Letter from the Director

Photo: John R. Balmes, COEH DirectorJohn R. Balmes, COEH Director

The California Air Resources Board is charged with overseeing the state’s implementation of AB32’s mandate to mitigate climate change with concrete policies. These policies include energy conservation, a renewable electricity generation goal (33 percent by 2020), the reduction of high impact greenhouse gases, a technology-forcing advanced clean cars program, a low-carbon fuel standard, a cap-and-trade program to put a price on carbon emissions, and a sustainable communities strategy to reduce suburban sprawl and vehicle miles traveled. As a member of the Board since January 2008, I have had the opportunity to participate in the public debates about the implementation of these programs and am quite proud of how various stakeholders in California have come together to advance our state’s efforts to prevent severe climate change. Since California is leading the nation, if not the world, it can tend to give one an overly optimistic view of the future. However, the newest Intergovernmental Panel on Climate Change (IPCC) report on health impacts that is discussed in this issue of Bridges provides a sobering reality check. COEH faculty member Kirk Smith is one of two coordinating lead authors of this IPCC report.

As all of you know, California has experienced record-breaking summer heat over the past decade. Climate change models forecast increasing temperatures and more frequent heat wave events in the future. Exposure to environmental heat is a significant, but overlooked, workplace hazard that has not been a major focus of research. Relatively few studies have characterized the incidence of occupational heat-related morbidity and mortality. More importantly, there are no federal regulatory standards to protect workers from environmental heat exposure. Manual workers who are exposed to extreme heat or work in hot environments may be at risk of heat stress. At risk workers include farmers, construction workers, fire fighters, miners, military personnel, and manufacturing employees working around process-generated heat. With increasing frequency and intensity of extreme heat days due to climate change, workplace heat exposure presents a growing challenge to occupational health and safety professionals.

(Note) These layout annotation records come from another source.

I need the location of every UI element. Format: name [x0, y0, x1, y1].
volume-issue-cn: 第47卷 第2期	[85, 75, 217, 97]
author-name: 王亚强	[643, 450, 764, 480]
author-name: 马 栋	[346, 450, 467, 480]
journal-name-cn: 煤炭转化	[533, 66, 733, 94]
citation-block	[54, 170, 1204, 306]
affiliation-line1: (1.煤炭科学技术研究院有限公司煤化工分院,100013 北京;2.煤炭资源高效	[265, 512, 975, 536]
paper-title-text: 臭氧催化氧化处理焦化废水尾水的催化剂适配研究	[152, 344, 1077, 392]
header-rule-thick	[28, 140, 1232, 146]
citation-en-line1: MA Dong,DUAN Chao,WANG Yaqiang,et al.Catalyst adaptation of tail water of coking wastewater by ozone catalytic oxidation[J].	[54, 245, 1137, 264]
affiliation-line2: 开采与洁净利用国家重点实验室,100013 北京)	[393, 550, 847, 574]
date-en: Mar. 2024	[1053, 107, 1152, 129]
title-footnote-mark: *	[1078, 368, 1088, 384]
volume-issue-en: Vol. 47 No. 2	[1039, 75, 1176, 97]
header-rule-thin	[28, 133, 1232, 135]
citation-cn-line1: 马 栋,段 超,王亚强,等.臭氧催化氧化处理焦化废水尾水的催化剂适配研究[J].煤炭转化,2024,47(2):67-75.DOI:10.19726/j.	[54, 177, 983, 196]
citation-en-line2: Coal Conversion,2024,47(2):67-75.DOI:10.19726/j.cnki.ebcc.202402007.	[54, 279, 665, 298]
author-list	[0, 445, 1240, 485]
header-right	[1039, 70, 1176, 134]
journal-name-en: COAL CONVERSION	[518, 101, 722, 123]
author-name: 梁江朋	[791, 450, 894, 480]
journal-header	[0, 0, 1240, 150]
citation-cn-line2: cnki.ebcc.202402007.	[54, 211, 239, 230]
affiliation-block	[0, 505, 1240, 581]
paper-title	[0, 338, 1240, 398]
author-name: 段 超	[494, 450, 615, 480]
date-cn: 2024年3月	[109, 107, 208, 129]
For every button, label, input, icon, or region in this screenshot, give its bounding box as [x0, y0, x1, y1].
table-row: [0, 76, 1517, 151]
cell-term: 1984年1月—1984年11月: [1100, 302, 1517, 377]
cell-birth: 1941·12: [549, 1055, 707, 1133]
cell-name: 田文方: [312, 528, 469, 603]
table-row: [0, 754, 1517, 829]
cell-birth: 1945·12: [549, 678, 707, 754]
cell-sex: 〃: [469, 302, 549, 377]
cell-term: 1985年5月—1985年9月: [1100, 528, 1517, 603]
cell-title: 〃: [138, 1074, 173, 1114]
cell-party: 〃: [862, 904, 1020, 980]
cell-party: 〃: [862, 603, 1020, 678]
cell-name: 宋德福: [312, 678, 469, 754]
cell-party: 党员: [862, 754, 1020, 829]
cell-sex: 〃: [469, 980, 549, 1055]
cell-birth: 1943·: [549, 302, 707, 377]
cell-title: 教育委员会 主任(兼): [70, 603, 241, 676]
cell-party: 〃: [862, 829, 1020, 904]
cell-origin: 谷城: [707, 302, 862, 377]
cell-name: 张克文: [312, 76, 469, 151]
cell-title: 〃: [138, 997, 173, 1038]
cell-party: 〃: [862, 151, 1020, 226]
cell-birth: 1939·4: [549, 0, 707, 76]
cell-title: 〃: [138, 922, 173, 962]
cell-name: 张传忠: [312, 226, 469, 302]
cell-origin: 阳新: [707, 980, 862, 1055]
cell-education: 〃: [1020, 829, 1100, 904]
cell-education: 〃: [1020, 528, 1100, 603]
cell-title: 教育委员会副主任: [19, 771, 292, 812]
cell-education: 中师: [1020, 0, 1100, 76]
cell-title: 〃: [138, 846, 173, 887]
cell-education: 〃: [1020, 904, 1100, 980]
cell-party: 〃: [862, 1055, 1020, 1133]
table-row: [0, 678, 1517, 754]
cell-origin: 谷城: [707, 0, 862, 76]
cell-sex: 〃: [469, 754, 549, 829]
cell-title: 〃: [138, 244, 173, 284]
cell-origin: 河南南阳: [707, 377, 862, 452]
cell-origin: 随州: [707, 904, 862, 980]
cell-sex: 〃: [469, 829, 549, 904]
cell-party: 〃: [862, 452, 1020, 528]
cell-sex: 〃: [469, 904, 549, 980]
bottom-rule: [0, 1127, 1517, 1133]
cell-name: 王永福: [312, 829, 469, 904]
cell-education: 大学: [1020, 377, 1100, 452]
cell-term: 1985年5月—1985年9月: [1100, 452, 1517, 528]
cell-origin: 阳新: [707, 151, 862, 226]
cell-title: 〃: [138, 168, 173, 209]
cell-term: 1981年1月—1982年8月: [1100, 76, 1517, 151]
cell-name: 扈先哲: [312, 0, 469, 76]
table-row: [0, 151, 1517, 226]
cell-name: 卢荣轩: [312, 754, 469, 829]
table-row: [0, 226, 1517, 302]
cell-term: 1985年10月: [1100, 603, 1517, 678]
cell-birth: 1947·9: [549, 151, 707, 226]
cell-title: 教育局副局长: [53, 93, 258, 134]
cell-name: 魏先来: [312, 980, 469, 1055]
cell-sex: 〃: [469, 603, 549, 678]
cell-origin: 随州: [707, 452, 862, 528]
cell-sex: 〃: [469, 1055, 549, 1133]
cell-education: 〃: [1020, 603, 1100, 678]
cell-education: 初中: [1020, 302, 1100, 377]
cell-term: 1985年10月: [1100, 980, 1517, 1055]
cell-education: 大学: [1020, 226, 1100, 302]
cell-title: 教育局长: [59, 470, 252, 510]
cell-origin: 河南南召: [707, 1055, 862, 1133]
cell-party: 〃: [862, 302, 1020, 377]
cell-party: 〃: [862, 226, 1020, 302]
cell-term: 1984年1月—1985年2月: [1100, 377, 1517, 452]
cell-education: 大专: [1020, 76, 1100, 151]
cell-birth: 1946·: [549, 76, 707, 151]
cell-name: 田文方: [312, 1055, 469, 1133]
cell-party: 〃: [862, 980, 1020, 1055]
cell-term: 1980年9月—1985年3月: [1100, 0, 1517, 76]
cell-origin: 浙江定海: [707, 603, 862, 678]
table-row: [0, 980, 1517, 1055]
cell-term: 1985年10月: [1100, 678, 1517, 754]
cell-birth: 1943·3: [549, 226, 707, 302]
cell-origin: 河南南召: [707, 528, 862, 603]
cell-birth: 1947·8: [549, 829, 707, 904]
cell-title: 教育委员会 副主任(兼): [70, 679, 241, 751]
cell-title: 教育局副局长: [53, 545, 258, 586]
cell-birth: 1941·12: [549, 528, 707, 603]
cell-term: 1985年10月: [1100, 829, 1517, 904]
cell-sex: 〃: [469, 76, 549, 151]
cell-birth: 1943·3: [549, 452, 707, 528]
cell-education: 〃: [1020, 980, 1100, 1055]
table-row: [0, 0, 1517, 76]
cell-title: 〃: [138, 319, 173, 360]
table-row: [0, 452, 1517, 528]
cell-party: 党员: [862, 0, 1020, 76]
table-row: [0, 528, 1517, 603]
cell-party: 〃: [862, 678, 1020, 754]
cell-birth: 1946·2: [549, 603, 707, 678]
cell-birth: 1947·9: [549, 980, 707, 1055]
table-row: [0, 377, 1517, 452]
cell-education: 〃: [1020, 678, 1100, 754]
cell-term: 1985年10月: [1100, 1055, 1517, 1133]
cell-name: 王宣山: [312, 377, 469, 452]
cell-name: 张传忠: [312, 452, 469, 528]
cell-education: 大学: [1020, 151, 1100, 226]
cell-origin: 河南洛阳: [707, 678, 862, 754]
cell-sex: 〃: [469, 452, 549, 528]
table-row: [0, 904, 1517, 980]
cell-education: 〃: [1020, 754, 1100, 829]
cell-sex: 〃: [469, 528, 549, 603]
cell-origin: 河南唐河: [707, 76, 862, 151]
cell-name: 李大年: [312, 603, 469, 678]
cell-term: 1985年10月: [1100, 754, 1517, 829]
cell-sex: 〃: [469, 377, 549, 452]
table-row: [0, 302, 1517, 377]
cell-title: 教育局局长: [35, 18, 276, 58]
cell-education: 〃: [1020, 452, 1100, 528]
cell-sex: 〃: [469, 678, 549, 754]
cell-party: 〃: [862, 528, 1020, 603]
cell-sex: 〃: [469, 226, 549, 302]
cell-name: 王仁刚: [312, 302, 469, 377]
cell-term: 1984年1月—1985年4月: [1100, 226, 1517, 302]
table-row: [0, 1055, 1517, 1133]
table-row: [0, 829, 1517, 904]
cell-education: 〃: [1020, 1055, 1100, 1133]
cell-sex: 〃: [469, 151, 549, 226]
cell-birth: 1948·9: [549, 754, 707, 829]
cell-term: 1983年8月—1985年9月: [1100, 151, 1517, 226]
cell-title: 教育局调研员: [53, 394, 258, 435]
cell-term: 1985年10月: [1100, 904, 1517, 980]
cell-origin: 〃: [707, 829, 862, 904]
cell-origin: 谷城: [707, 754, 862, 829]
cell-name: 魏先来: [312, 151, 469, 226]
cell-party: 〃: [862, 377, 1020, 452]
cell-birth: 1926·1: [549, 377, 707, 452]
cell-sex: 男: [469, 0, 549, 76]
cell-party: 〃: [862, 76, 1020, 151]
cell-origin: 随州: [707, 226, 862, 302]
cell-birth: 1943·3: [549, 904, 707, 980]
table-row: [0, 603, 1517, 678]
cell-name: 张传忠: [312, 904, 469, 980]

Despite this challenge, the development of policies to prevent heat disorders is currently hampered by inadequate data on the frequency of, and risk factors for, these disorders. The potential impacts of workplace heat exposure are likely underestimated due to the underreporting of heat illnesses. In addition to better surveillance data, more research is needed to quantify the extent to which high-risk manual workers are physiologically and psychologically affected by workplace heat exposure. How workers try to behaviorally adapt to extreme heat environments is another research question for which more data are needed.

With climate change driving increasing frequency of extreme heat days, efforts to both characterize the magnitude of the problem of work-related heat stress and develop policies to prevent it are increasingly imperative. Thus, I am proud to see that COEH members are doing critical work in both of these areas. In this issue of Bridges you can read about how a UC Davis research team is characterizing farm worker heat stress and how an LOHP team is leading a campaign to educate California’s outdoor workers about what they can do to prevent heat-related illness. Additionally, the theme of this year’s COEH annual symposium on Friday, May 9, 2014, is about the occupational and environmental health impacts of climate change. We hope to see many of you at this event.